Nello Cristianini– University of Bristol
[NOTE: this article is currently submitted for publication, and is based on my Keynote Speeches of ICANN 2008 and ECML/PKDD 2009]

Statistical approaches to Artificial Intelligence are behind most success stories of the field in the past decade. The idea of generating non-trivial behaviour by analysing vast amounts of data has enabled recommendation systems, search engines, spam filters, optical character recognition, machine translation and speech recognition, among other things. As we celebrate the spectacular achievements of this line of research, we need to assess its full potential and its limitations. What are the next steps to take towards machine intelligence?

Machine Intelligence, AD 1958
On November 23rd, 1958, a diverse group of scientists from all around the world and from many disciplines, gathered near London for a conference that lasted 4 days and involved about 200 people. The topic was: can machines think?

The Conference was called “On the Mechanisation of Thought Processes” and its proceedings encapsulate the zeitgeist of those days, and give us a chance to reflect on the achievements and directions of research in Machine Intelligence.
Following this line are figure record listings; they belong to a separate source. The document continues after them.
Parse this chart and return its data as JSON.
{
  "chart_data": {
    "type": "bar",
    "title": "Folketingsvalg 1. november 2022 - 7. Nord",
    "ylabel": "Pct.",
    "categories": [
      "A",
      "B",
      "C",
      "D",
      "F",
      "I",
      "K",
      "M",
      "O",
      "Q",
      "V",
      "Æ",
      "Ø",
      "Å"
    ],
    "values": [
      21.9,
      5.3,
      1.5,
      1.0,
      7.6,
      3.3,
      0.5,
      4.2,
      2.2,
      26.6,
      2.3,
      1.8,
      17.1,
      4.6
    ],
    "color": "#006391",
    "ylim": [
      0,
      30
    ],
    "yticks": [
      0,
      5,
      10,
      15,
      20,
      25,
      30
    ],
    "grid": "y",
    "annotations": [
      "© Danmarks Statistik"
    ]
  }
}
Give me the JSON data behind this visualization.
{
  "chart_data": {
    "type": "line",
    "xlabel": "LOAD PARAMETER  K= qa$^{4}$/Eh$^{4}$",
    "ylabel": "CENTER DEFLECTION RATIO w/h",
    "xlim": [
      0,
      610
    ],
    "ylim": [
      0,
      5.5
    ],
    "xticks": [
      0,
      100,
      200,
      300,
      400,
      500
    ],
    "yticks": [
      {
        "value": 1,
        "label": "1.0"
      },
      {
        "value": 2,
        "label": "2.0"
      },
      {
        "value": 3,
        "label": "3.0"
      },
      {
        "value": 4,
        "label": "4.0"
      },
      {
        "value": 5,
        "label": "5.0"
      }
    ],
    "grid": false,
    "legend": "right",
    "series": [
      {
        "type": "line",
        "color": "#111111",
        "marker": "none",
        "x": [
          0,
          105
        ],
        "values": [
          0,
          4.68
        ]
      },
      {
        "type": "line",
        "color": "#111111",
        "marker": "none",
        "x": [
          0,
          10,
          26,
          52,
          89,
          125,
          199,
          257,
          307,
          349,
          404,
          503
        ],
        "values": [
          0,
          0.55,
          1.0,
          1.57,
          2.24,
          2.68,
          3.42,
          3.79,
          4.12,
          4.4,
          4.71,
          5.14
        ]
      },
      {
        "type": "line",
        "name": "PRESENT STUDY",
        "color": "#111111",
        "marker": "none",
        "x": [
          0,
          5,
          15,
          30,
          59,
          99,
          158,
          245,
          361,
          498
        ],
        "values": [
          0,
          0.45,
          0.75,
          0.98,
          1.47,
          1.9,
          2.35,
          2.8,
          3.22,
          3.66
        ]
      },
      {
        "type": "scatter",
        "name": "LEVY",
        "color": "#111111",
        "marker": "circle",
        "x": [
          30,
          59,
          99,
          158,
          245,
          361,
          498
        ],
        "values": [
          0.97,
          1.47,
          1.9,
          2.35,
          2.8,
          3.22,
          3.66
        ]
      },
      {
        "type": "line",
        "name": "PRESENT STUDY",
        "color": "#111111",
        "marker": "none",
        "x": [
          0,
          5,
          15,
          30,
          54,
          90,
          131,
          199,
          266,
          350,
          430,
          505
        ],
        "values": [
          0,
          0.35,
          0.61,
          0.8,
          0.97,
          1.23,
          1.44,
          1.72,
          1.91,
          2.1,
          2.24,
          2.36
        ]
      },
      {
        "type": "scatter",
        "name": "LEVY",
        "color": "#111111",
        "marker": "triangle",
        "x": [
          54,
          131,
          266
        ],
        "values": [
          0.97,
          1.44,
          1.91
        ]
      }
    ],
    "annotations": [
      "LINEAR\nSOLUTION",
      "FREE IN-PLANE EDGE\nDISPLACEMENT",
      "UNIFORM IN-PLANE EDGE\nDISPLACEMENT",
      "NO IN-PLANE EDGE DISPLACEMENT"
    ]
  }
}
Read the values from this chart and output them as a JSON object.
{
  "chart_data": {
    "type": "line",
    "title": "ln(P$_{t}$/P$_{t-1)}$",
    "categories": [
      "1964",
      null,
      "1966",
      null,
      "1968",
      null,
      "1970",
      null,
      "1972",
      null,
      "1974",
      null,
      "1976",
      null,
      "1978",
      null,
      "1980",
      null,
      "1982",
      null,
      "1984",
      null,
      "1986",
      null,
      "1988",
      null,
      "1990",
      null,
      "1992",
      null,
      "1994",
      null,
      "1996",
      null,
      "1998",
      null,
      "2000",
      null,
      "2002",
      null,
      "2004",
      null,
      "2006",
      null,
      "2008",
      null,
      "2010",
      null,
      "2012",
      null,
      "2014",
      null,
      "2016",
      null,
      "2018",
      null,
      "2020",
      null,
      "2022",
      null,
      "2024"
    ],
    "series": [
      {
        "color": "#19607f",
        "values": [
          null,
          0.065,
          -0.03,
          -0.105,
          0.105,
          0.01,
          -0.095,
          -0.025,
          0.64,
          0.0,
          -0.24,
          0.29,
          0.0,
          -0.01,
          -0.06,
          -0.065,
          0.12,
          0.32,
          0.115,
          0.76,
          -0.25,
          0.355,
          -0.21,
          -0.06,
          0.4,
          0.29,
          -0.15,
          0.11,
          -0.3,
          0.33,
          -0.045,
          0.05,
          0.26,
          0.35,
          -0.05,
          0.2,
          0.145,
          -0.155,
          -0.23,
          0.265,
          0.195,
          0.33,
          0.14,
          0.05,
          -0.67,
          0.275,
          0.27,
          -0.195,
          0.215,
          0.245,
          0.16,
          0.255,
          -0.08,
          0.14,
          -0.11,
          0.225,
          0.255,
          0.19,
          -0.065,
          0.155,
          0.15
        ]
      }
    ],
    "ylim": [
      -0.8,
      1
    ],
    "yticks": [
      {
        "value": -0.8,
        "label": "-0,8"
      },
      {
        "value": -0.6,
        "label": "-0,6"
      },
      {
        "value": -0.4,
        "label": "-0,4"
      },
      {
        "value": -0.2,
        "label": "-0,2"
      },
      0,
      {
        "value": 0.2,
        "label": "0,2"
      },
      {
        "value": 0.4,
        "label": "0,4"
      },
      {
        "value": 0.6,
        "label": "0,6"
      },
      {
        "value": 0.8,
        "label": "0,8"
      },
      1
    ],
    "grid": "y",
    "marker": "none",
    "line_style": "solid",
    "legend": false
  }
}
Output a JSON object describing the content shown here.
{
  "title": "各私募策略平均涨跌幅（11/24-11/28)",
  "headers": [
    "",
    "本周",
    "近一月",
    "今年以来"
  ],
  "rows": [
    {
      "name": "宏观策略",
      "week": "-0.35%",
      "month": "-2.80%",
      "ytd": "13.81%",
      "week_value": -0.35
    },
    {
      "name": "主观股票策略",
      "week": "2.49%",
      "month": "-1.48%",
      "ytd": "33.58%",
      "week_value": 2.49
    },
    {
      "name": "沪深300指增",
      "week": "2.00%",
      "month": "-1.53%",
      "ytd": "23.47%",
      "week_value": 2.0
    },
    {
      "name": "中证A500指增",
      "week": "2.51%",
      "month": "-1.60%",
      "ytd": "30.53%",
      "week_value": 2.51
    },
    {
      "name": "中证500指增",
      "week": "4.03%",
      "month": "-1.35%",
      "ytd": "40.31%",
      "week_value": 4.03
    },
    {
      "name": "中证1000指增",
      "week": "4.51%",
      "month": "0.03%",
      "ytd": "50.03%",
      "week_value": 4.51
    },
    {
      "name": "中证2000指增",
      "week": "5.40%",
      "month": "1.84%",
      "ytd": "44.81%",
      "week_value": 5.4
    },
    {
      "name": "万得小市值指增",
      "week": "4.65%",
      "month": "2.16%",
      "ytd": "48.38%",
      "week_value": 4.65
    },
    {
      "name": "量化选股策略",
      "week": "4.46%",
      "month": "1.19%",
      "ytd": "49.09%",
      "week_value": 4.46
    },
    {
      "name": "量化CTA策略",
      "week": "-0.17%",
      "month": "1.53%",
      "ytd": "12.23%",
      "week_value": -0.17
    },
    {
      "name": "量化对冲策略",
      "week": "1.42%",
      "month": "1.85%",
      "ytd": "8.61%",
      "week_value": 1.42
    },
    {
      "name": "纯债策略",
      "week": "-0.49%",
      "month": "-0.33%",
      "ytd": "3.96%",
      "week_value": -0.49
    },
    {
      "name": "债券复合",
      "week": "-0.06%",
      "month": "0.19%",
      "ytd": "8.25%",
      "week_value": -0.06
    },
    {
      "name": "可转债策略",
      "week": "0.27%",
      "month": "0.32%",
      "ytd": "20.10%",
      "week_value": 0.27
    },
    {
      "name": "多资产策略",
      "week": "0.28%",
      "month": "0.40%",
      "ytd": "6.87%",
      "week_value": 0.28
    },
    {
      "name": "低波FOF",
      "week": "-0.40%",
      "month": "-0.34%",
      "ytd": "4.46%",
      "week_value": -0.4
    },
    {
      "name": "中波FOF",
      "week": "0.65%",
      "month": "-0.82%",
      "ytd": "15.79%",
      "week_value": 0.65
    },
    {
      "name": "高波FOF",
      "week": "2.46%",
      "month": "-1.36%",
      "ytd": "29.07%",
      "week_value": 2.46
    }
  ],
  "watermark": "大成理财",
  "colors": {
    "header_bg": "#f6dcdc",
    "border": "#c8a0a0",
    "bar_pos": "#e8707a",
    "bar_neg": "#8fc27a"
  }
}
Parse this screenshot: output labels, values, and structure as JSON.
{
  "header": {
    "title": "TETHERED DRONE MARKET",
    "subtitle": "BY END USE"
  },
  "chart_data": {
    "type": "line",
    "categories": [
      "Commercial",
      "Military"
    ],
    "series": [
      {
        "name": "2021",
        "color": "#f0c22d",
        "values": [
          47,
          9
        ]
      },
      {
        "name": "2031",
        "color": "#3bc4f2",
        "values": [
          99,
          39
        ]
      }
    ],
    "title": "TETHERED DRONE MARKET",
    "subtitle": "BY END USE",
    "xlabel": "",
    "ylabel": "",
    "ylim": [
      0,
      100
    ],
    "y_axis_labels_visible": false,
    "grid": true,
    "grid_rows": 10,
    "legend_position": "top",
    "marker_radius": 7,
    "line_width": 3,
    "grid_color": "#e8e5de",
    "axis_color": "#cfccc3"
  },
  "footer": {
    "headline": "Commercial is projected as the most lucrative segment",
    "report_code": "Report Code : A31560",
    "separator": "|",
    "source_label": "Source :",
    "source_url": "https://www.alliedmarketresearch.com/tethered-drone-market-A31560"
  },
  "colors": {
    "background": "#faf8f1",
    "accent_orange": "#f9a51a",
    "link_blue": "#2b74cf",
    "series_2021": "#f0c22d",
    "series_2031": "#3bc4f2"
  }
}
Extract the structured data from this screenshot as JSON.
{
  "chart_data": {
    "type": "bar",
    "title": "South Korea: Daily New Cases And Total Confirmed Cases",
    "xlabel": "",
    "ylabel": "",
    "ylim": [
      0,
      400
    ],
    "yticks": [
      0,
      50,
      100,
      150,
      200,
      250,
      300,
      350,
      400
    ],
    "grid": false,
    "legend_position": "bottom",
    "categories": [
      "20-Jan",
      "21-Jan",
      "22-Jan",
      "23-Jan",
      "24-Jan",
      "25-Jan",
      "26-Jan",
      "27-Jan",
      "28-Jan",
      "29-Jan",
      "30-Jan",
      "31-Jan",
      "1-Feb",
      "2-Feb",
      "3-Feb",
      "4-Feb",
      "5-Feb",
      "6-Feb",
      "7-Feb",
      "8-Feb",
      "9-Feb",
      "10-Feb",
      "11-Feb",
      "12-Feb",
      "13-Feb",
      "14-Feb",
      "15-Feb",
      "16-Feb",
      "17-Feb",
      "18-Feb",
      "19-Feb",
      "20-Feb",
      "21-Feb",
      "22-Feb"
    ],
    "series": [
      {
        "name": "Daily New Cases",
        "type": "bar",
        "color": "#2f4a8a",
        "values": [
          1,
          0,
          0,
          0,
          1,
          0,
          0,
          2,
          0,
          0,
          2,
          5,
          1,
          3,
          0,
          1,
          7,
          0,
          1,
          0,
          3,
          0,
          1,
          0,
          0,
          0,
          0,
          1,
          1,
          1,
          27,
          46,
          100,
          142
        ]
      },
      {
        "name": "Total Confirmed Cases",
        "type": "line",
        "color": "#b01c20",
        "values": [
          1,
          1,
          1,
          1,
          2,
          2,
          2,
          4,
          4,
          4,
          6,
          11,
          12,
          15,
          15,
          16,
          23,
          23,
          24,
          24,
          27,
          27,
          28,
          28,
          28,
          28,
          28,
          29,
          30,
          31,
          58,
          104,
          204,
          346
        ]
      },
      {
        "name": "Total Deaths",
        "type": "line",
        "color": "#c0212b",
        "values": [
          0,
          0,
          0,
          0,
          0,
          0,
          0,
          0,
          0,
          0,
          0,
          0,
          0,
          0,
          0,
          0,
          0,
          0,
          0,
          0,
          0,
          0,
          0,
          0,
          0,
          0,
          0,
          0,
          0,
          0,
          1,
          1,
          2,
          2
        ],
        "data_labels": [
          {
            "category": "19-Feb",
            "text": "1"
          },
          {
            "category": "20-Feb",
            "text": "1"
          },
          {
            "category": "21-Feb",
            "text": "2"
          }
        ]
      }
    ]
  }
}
That group of engineers, biologists, mathematicians, represented both the early ideas of Cybernetics and the newly emerging ideas of Artificial Intelligence. They were brought together by the common vision that mental processes can be created in machines. Their conviction was that natural intelligence could be understood at the light of the laws of science, a position spelled out in Alan Turing’s 1947 paper “On Intelligent Machinery” [11]. They also believed that it could be reproduced in artefacts.

Their common goals were clearly stated: understanding intelligent behaviour in natural systems and creating it in machines. The key challenges were identified and named, in the Preface of the proceedings: “This symposium was held to bring together scientists studying artificial thinking, character and pattern recognition, learning, mechanical language translation, biology, automatic programming, industrial planning and clerical mechanisation. It was felt that a common theme in all these fields was ‘the mechanisation of thought processes’ and that an interchange of ideas between these specialists would be very valuable”.

A further look at the two volumes of the Proceedings reveals a general organisation that still is found in modern meetings in this area. Sessions were devoted to: General principles; Automatic Programming; Mechanical Language Translation; Speech Recognition; Learning in Machines; Implications for Biology; Implications for Industry.

The list of participants included both members of the Cybernetics movement (both from the UK Ratio club and the US Macy Conferences) and exponents of the newly growing AI movement. It included Frank Rosenblatt (inventor of the Perceptron); Arthur Samuel (inventor of the first learning algorithm); Marvin Minsky (one of the founding fathers of AI); Oliver Selfridge (inventor of the Pandemonium architecture, a paradigm for modern agent systems); John McCarthy (inventor of LISP, and of the name Artificial Intelligence); Donald MacKay (cyberneticist); Warren McCulloch (co-inventor of the neural networks model still used today); Ross Ashby (inventor of the concept of homeostasis); Grey Walter (roboticist).